Kepala daerah terpilih ingin melanjutkan periode kedua pemerintahannya berusaha menampilkan keberhasilan dan kemampuan terbaiknya memimpin daerah sehingga dianggap sukses dan berharap terpilih kembali. Disisi lain wakil kepala daerah yang ingin menjadi kepala daerah melakukan sebaliknya yaitu menjadi duri dalam daging dalam pemerintahan daerah. Duri dalam daging secara umum diartikan “sesuatu yang selalu menyakiti hati, mengganggu pikiran, dan cenderung menyusahkan”. Duri dalam daging bisa dilihat dari tindak tanduk wakil kepala daerah yaitu:

Pertama, wakil kepala daerah menginginkan menjadi kepala daerah di pemilihan kepala daerah (Pilkada) selanjutnya berusaha membangun opini bahwa kepala daerah sekarang dianggap gagal oleh masyarakat sehingga mudah dikalahkan, mengapa dianggap gagal menjadi tujuan utama karena kepala daerah yang dianggap berhasil atau sukses oleh masyarakat akan makin sulit diungguli.
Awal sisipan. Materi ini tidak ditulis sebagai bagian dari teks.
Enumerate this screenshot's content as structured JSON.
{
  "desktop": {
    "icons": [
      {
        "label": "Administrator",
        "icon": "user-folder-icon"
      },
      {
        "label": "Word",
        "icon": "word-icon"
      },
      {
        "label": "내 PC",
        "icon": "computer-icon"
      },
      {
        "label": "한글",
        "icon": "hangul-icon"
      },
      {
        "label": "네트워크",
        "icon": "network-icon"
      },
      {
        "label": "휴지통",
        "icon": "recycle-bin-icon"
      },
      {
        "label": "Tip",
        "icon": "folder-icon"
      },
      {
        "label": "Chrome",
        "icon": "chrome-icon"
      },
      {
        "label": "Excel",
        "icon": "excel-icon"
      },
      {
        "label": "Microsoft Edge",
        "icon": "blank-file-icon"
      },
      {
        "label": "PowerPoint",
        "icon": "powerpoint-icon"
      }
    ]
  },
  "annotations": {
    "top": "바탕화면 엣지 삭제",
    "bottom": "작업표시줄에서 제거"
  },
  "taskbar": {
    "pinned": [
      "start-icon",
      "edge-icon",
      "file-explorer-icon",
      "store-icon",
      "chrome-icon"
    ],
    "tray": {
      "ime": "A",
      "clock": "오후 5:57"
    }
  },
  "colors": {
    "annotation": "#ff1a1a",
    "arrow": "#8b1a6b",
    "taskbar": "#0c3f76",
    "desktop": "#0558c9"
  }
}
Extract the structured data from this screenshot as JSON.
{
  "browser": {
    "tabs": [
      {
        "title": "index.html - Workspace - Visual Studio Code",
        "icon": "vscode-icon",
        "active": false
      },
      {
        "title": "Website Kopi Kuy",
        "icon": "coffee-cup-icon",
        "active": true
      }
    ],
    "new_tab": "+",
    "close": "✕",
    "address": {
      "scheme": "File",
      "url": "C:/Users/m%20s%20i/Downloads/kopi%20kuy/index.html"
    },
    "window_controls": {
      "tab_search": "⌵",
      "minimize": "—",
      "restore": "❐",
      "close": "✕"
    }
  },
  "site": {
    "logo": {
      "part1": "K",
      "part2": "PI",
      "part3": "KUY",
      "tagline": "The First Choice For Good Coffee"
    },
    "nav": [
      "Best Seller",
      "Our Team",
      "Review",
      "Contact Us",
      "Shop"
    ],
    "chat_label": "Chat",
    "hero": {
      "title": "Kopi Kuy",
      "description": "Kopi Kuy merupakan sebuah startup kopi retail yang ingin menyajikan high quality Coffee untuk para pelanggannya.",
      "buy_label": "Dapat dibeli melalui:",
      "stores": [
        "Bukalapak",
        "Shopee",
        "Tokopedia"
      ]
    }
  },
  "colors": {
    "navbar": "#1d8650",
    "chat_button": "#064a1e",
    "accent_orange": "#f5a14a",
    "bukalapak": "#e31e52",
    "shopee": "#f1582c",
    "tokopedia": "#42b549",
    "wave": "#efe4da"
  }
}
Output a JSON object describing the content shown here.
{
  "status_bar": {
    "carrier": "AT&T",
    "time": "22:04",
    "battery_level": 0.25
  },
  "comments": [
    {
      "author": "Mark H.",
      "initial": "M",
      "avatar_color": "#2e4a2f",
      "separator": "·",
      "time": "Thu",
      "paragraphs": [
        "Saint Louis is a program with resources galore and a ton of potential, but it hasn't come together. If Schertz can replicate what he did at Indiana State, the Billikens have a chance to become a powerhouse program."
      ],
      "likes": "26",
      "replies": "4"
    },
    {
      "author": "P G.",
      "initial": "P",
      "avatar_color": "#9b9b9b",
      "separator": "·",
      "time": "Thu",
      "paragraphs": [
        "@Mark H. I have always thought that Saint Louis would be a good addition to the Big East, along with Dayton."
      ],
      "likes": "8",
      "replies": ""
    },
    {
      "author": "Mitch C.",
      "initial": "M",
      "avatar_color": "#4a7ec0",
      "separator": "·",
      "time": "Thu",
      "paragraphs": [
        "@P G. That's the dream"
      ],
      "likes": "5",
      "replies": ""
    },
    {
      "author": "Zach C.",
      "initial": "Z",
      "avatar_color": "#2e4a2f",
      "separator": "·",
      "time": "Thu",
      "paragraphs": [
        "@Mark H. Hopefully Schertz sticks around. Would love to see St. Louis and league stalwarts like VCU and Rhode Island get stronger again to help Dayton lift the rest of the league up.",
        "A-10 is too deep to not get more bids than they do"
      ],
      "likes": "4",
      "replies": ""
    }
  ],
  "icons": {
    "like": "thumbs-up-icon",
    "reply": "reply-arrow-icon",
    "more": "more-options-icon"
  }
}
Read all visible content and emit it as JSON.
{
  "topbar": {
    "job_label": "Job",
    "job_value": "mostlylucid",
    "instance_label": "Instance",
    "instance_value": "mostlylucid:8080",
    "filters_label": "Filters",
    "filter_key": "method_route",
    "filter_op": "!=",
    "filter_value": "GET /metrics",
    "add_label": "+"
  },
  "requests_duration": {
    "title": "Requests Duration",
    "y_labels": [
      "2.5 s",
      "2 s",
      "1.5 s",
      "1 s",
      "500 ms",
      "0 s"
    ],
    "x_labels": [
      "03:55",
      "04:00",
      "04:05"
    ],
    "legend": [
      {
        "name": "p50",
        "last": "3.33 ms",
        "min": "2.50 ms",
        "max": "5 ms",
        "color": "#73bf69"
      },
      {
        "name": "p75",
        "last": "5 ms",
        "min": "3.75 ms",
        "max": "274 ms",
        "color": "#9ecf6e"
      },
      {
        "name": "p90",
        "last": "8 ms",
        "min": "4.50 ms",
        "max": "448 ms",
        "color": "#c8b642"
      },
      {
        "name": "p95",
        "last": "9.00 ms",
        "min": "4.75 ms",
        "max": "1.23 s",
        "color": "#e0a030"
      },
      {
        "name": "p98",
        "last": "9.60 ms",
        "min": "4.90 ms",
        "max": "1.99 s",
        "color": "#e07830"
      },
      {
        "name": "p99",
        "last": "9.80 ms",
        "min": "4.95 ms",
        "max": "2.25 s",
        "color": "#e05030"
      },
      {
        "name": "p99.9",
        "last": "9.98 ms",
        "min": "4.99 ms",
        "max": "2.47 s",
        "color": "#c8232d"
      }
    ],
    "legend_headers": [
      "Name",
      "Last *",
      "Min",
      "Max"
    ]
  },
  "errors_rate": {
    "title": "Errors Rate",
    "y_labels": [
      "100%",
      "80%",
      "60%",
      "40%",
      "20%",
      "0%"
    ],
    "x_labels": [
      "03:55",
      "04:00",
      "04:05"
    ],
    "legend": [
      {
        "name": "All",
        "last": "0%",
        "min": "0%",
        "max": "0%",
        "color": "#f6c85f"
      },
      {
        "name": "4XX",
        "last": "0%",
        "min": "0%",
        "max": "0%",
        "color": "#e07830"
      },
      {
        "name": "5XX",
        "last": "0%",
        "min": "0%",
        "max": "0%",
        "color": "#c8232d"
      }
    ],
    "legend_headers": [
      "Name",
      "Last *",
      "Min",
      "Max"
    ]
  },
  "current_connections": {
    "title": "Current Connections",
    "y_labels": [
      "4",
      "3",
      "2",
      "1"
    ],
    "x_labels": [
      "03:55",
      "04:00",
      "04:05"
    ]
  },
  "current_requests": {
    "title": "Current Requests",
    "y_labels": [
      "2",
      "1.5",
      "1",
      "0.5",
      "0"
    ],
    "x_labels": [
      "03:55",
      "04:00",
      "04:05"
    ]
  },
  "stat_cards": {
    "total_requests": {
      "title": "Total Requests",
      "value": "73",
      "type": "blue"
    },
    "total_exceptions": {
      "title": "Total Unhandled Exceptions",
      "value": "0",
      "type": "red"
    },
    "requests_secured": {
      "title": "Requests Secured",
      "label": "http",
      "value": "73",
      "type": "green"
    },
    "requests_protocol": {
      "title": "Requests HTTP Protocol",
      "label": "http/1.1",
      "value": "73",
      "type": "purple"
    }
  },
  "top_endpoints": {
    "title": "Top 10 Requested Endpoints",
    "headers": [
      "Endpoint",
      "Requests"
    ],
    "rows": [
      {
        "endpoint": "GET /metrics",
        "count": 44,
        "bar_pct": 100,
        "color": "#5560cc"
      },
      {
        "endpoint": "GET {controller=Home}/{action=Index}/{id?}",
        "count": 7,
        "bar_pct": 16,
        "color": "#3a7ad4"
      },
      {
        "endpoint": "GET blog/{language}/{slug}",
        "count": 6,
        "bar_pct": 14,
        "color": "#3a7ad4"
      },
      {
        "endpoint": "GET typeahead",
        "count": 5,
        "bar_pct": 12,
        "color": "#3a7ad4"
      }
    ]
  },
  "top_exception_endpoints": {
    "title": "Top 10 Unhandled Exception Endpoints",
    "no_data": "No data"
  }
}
Analoginya kepala daerah dan wakil kepala daerah seperti disatu perahu yang sama (pemerintah daerah) tetapi mempunyai tujuan yang berbeda. Kepala daerah berusaha mendayung perahu agar sampai ke tujuan (visi misi kepala daerah dan wakil kepala daerah serta janji kampanye) tetapi sang wakil malah bocorin perahunya yang bertujuan agar perahu tenggalam (visi, misi dan janji kampanye tidak terlaksana) sehingga kepala daerah bukan hanya mendayung perahu ke tujuan tetapi membenahi kebocoran sepanjang periode pemerintahannya.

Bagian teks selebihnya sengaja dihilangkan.